There have been a spate of office moves, with a mix of upgrading and rightsizing. Toyota Tsusho, the trading arm of Toyota Group, relocated from Parkview Square to lease a floor at OUE Downtown 2. Facility and building management company Sika Asia Pacific Management is relocating from Robinson Point to a whole floor in One Raffles Place Tower 1. Burger King Asia Pacific is moving its regional headquarters from UIC Building to Manulife Tower. Alcoholic beverage company Diageo is rightsizing from One George Street to take up half a floor at Ocean Financial Centre. The other half-floor is now occupied by global media and tech company NBC Universal, which rightsized from International Plaza.

Summary of office space likely to be given up

This year, new supply in the CBD comes from two buildings. One is the completed redevelopment of Hub Synergy Point, a 27-storey tower with 118,000 sq ft located at the corner of Anson Road and Enggor Street. It opened in August. The other is the upcoming Guoco Midtown, a 30-storey office tower with 770,000 sq ft of premium office space which is scheduled to be completed by the end of 2022. Guoco Midtown has received strong interest from companies and has achieved 75% pre-commitment take-up of its office space to date, says GuocoLand. Tenants are said to be diverse, ranging from technology firms to consumer brands, banking and finance, reinsurance, energy, maritime and professional services.

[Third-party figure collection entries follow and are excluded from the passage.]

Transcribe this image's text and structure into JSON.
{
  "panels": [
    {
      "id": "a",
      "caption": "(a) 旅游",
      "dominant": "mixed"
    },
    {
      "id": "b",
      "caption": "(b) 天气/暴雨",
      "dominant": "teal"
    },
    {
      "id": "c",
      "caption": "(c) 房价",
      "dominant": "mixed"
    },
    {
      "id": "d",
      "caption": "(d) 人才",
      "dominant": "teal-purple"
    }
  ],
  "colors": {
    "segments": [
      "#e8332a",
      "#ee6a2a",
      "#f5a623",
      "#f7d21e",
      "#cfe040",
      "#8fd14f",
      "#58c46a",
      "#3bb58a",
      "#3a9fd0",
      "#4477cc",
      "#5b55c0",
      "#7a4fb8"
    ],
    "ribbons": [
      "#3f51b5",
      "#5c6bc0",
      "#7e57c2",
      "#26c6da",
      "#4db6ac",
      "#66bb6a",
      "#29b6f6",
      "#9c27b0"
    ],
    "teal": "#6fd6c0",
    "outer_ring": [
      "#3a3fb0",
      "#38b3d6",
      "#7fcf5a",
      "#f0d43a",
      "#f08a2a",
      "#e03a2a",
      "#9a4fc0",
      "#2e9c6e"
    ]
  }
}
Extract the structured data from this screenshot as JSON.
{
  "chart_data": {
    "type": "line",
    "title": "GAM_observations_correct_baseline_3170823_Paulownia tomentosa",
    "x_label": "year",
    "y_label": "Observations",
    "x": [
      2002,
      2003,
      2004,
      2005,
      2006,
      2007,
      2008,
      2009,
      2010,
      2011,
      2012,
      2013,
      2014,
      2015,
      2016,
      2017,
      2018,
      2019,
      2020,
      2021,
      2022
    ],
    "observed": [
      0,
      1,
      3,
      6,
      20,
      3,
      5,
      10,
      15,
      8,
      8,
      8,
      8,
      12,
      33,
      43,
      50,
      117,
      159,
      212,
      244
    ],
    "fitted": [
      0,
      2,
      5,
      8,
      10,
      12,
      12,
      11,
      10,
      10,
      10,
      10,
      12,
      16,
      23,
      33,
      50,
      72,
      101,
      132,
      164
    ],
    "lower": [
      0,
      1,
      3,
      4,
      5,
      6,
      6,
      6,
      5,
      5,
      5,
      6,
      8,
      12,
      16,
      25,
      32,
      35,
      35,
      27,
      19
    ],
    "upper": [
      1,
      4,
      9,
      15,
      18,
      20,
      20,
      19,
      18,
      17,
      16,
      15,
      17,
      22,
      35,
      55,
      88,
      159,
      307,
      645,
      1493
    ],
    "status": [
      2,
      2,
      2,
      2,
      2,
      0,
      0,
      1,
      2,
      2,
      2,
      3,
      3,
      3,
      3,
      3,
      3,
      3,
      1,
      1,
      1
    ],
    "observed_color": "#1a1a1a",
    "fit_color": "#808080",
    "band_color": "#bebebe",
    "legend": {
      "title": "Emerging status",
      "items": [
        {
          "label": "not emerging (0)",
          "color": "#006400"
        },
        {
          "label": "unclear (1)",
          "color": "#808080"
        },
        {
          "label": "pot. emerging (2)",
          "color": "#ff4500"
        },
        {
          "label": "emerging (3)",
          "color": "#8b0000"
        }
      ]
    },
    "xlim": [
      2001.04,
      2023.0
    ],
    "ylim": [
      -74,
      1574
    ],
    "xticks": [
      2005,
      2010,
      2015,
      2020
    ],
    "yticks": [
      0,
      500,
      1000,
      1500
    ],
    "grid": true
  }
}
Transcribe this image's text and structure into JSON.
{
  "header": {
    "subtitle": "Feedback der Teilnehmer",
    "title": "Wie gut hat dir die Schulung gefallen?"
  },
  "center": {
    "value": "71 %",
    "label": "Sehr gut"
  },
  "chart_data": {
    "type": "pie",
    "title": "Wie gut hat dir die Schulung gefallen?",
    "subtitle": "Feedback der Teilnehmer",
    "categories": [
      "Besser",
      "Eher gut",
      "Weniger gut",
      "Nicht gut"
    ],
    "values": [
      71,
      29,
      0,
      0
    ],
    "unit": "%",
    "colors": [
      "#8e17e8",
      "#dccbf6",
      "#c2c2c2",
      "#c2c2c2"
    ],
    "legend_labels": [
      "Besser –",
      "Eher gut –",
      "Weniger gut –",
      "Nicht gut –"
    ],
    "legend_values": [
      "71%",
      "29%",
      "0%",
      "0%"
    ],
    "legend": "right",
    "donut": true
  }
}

In 2023, IOI Central Boulevard Towers is due for completion. It is a Grade-A office development in the CBD. The 1.26 million sq ft space is about 30% pre-leased.

The other two office developments to be completed are outside the CBD. One of them is the office component of One Holland Village mixed-use development with 80,730 sq ft floor space. The other is Surbana Jurong’s new headquarters with about 741,801 sq ft of office space at Jurong Innovation District. 2024 will see the completion of the redeveloped Keppel Towers (618,000 sq ft), 333 North Bridge Road (40,000 sq ft) and Labrador Tower (686,000 sq ft). Certis Paya Lebar is targeted for completion in 4Q2022 and will yield about 220,000 sq ft of Grade-A office space. Shaw Tower (435,000 sq ft) is flying solo in 2025.

According to Tricia Song, CBRE head of research, Southeast Asia, the supply pipeline is equivalent to an annual average of 1.23 million sq ft, which is 14.8% lower than the historical 10-year annual gross completion of 1.45 million sq ft. She expects rents in the prime office space in the CBD to be propped up by tight vacancy rates, below-historical average new supply over the next three years, and solid market fundamentals.